It’s a well-established fact that marijuana use has few notable side effects and little in the way of genuine health risks. A new study finds that’s true even for people who smoke large amounts of pot over long periods of time.
Even tokers who consumed the drug for decades showed no signs it hurt their physical health, according to the study’s lead author, Madeline Meier of Arizona State University. The report appeared in June in JAMA Psychiatry, a publication of the Journal of the American Medical Association.
Researchers examined data on 1,037 New Zealanders who were tracked from birth to age 38. At several points between ages 18 and 38, scientists used lab tests and self-reports to measure the impact of regular cannabis use on each subject’s physical health.
Cannabis users had worse dental health
The results should be heartening, if surprising, to anyone who smokes pot. Marijuana, it turns out, leads to only one long-term health problem: bad teeth. By 38, subjects in the study had worse periodontal health than non-smokers. Otherwise, there were no negative long-term consequences for sparking up.

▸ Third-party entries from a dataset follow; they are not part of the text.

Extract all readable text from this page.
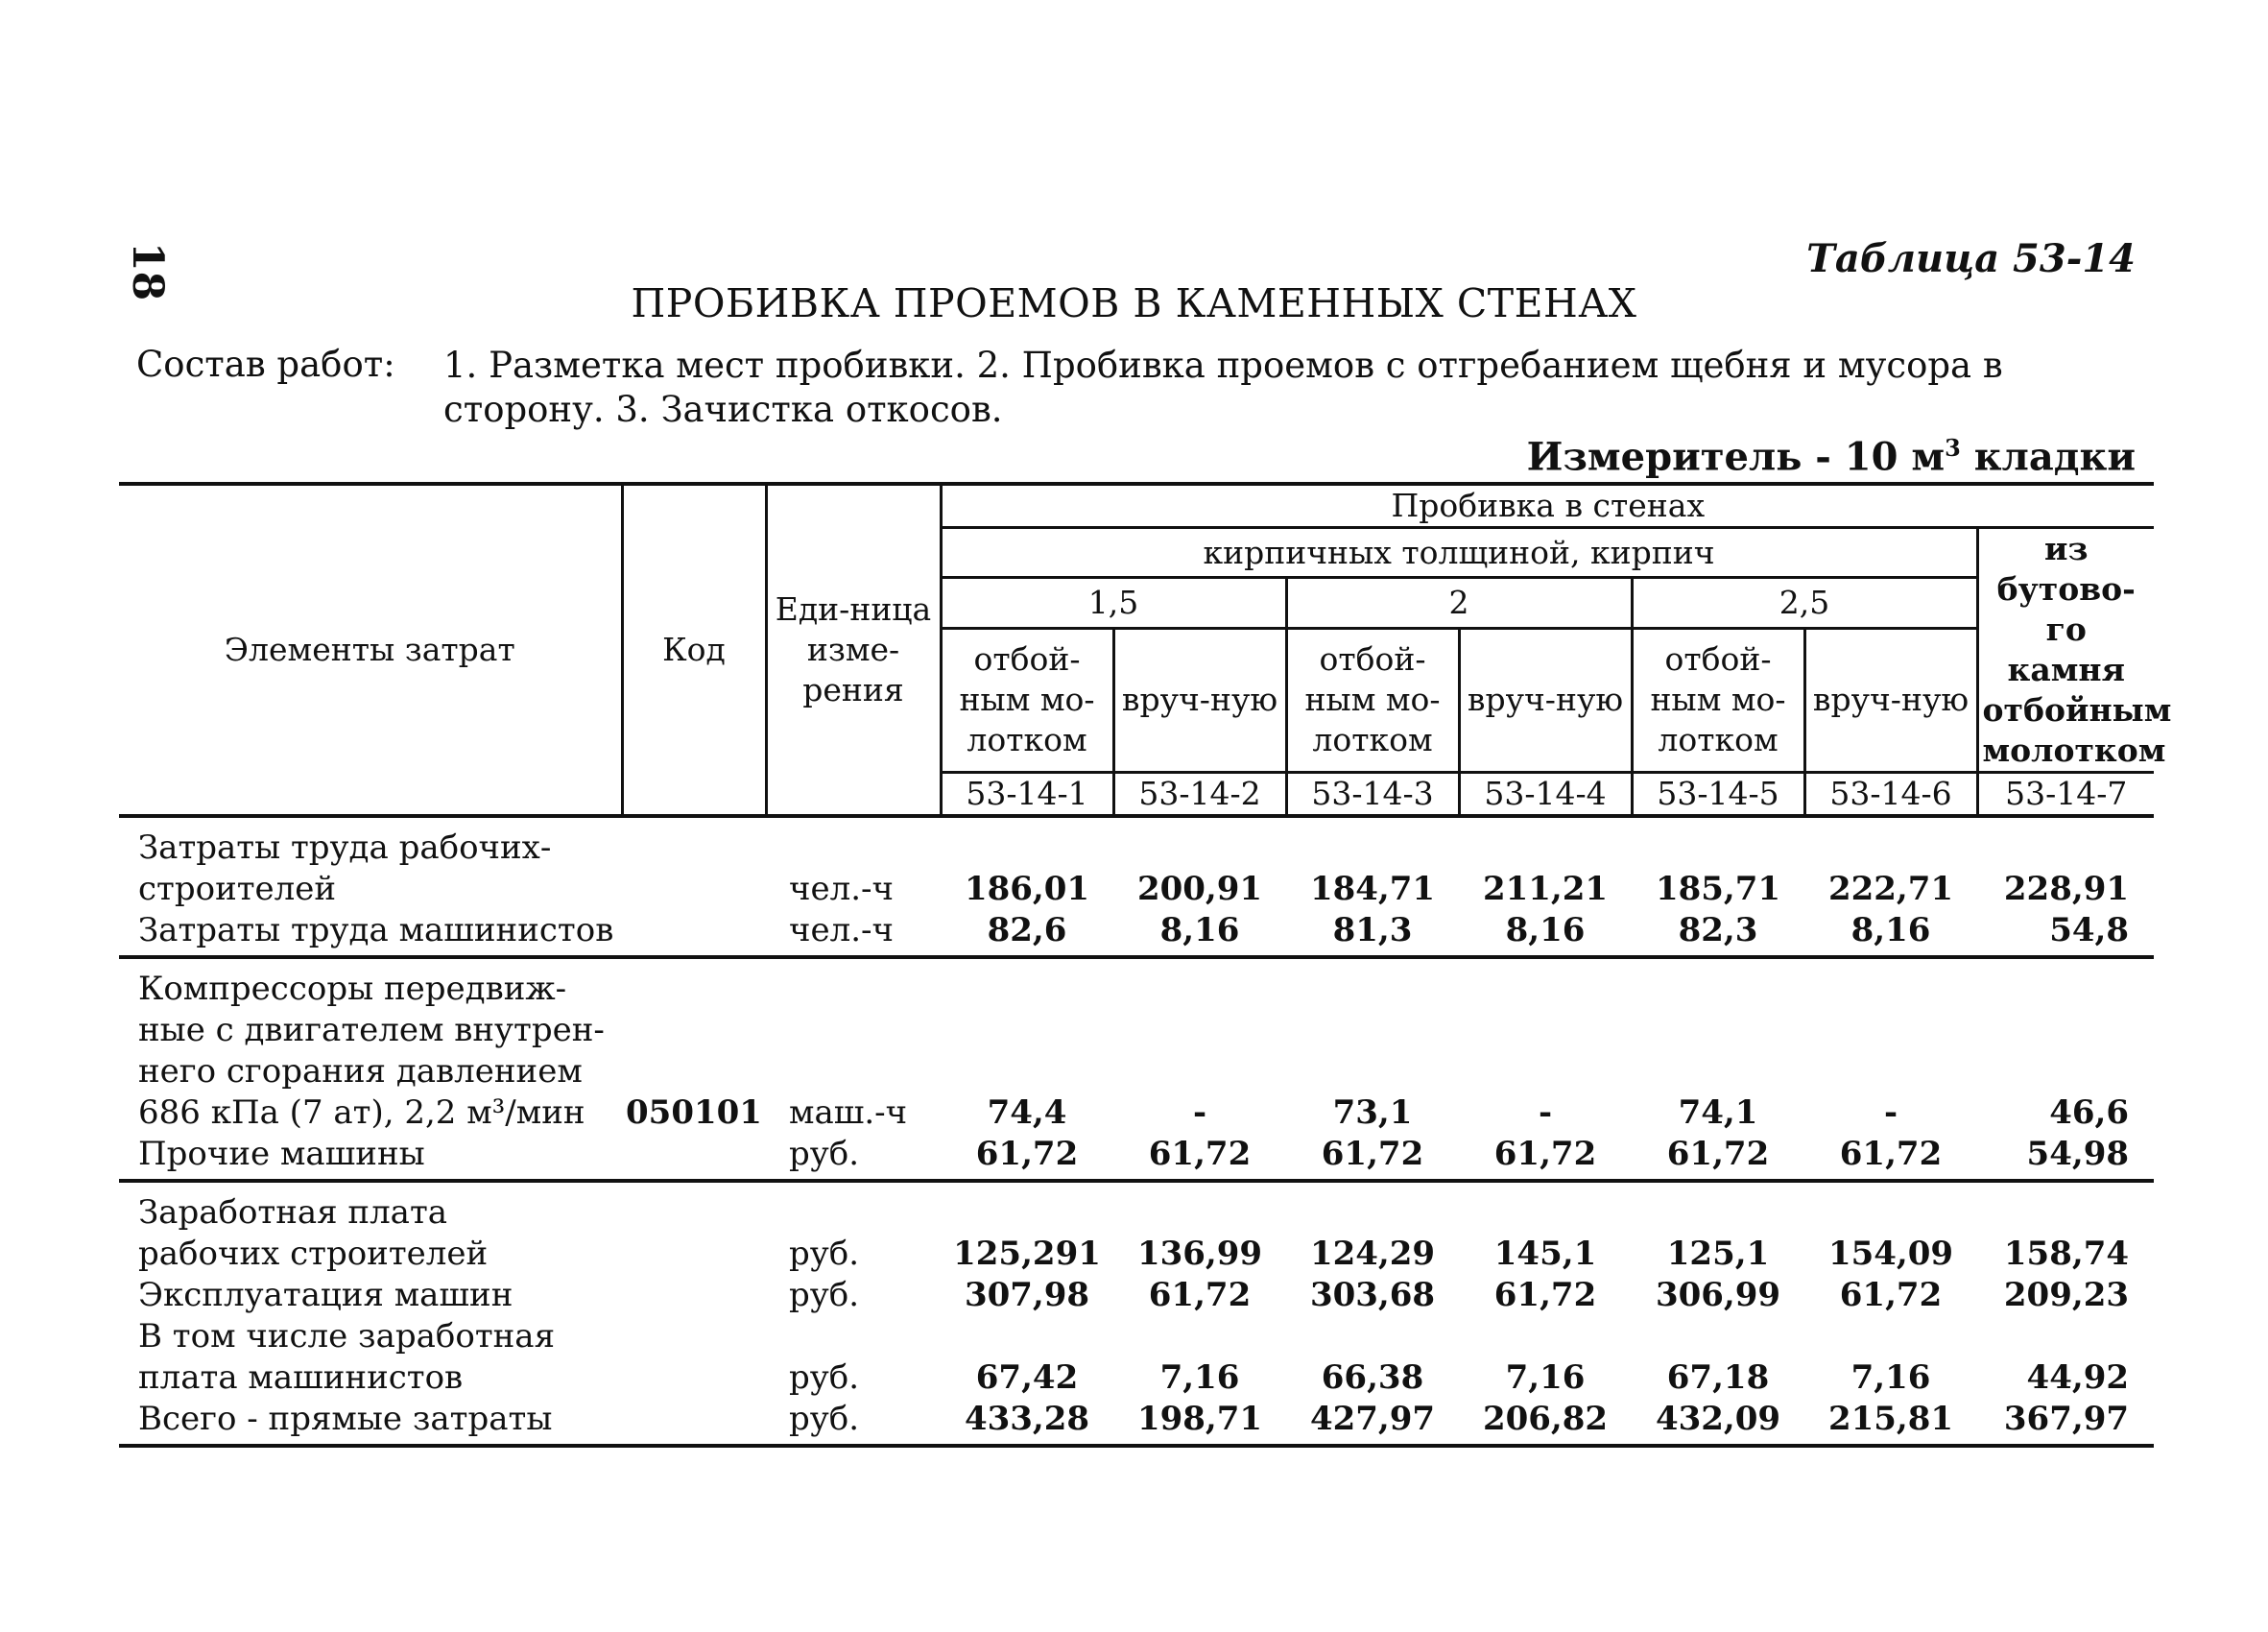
18	Таблица 53-14
ПРОБИВКА ПРОЕМОВ В КАМЕННЫХ СТЕНАХ
Состав работ: 1. Разметка мест пробивки. 2. Пробивка проемов с отгребанием щебня и мусора в сторону. 3. Зачистка откосов.
Измеритель - 10 $м^3$ кладки
Элементы затрат	Код	Еди-ница изме-рения	Пробивка в стенах						
			кирпичных толщиной, кирпич						из бутово-го камня отбойным молотком
			1,5		2		2,5		
			отбой-ным мо-лотком	вруч-ную	отбой-ным мо-лотком	вруч-ную	отбой-ным мо-лотком	вруч-ную	
			53-14-1	53-14-2	53-14-3	53-14-4	53-14-5	53-14-6	53-14-7

Затраты труда рабочих-
строителей		чел.-ч	186,01	200,91	184,71	211,21	185,71	222,71	228,91

Затраты труда машинистов		чел.-ч	82,6	8,16	81,3	8,16	82,3	8,16	54,8

Компрессоры передвиж-
ные с двигателем внутрен-
него сгорания давлением
686 кПа (7 ат), 2,2 м³/мин	050101	маш.-ч	74,4	-	73,1	-	74,1	-	46,6

Прочие машины		руб.	61,72	61,72	61,72	61,72	61,72	61,72	54,98

Заработная плата
рабочих строителей		руб.	125,291	136,99	124,29	145,1	125,1	154,09	158,74

Эксплуатация машин		руб.	307,98	61,72	303,68	61,72	306,99	61,72	209,23

В том числе заработная
плата машинистов		руб.	67,42	7,16	66,38	7,16	67,18	7,16	44,92

Всего - прямые затраты		руб.	433,28	198,71	427,97	206,82	432,09	215,81	367,97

Compare that with tobacco, where long-term use provably inhibits lung function, increases systemic inflammation, and leads to poor metabolic health. Cigarettes are directly responsible for nearly half a million deaths a year in the United States alone. Marijuana has never killed anyone.
The study stopped at age 38, so it’s possible regular smokers could run into more serious health issues later in life. But there may be benefits to lifelong use that outweigh that risk. The researchers discovered cannabis use over long periods of time is linked to a healthier BMI, slimmer waistline, and better cholesterol levels.

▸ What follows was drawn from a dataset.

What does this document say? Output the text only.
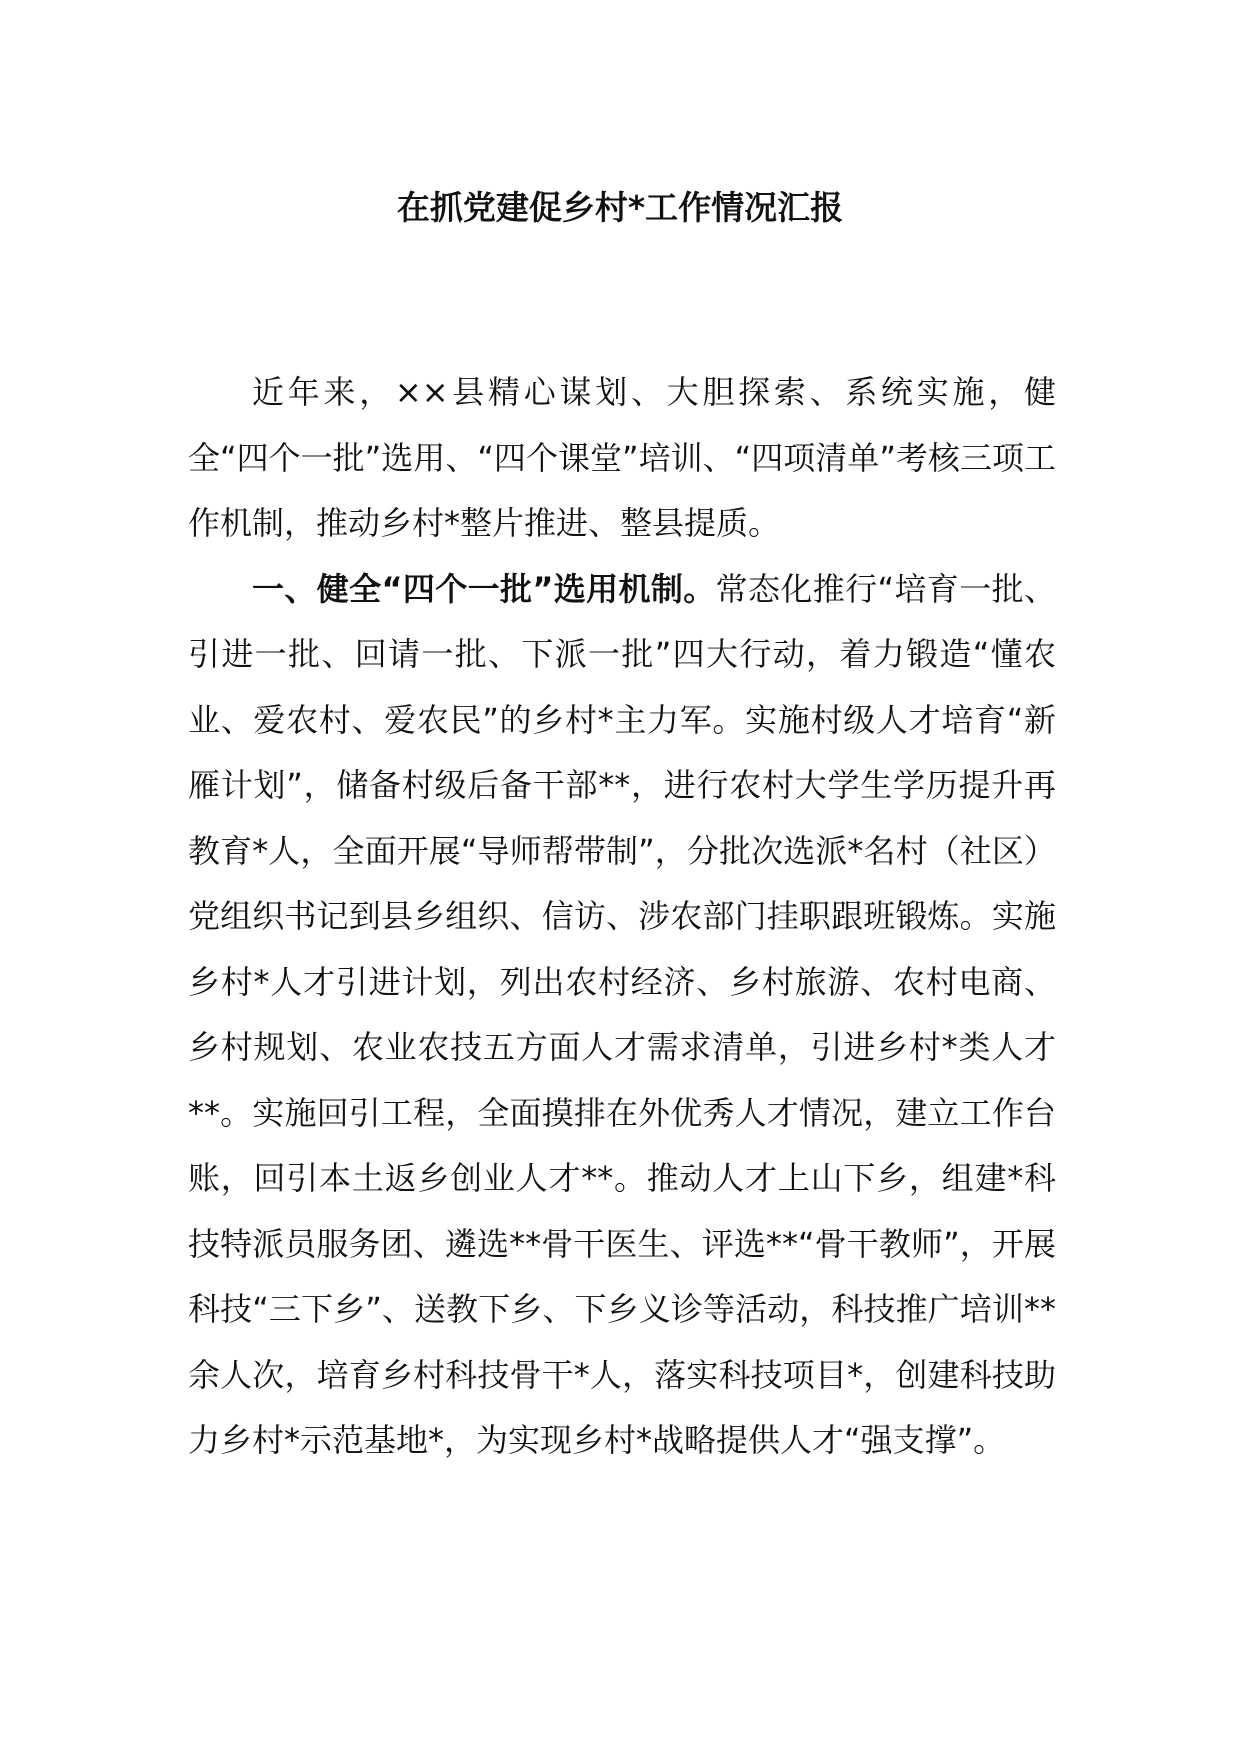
在抓党建促乡村*工作情况汇报

近年来，××县精心谋划、大胆探索、系统实施，健全“四个一批”选用、“四个课堂”培训、“四项清单”考核三项工作机制，推动乡村*整片推进、整县提质。

一、健全“四个一批”选用机制。常态化推行“培育一批、引进一批、回请一批、下派一批”四大行动，着力锻造“懂农业、爱农村、爱农民”的乡村*主力军。实施村级人才培育“新雁计划”，储备村级后备干部**，进行农村大学生学历提升再教育*人，全面开展“导师帮带制”，分批次选派*名村（社区）党组织书记到县乡组织、信访、涉农部门挂职跟班锻炼。实施乡村*人才引进计划，列出农村经济、乡村旅游、农村电商、乡村规划、农业农技五方面人才需求清单，引进乡村*类人才**。实施回引工程，全面摸排在外优秀人才情况，建立工作台账，回引本土返乡创业人才**。推动人才上山下乡，组建*科技特派员服务团、遴选**骨干医生、评选**“骨干教师”，开展科技“三下乡”、送教下乡、下乡义诊等活动，科技推广培训**余人次，培育乡村科技骨干*人，落实科技项目*，创建科技助力乡村*示范基地*，为实现乡村*战略提供人才“强支撑”。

Over-estimated risks of marijuana use
“There are definitely health risks associated with heavy marijuana use, but there just aren’t as many as we previously thought,” said Dr. Kevin Hill, an assistant professor of psychiatry at Harvard Medical School who wrote a commentary on the study in JAMA.
The researchers behind the new study used the same data set in 2012 to suggest heavy marijuana use has negative effects on the developing brains of teenagers. Those findings have been hotly disputed, both in academic circles and in the legal cannabis industry. The 2012 study found regular teen consumption that starts before age 18 is associated with an 8-point decline in IQ levels; other studies have since refuted that conclusion.
The scientists behind the new study said their findings offer more proof that the science of marijuana use is complicated – and unpredictable.
“The answers with marijuana aren’t exactly what we would have expected them to be, and this is a great example,” Hill said. “You need to be willing to change your mind on these issues.”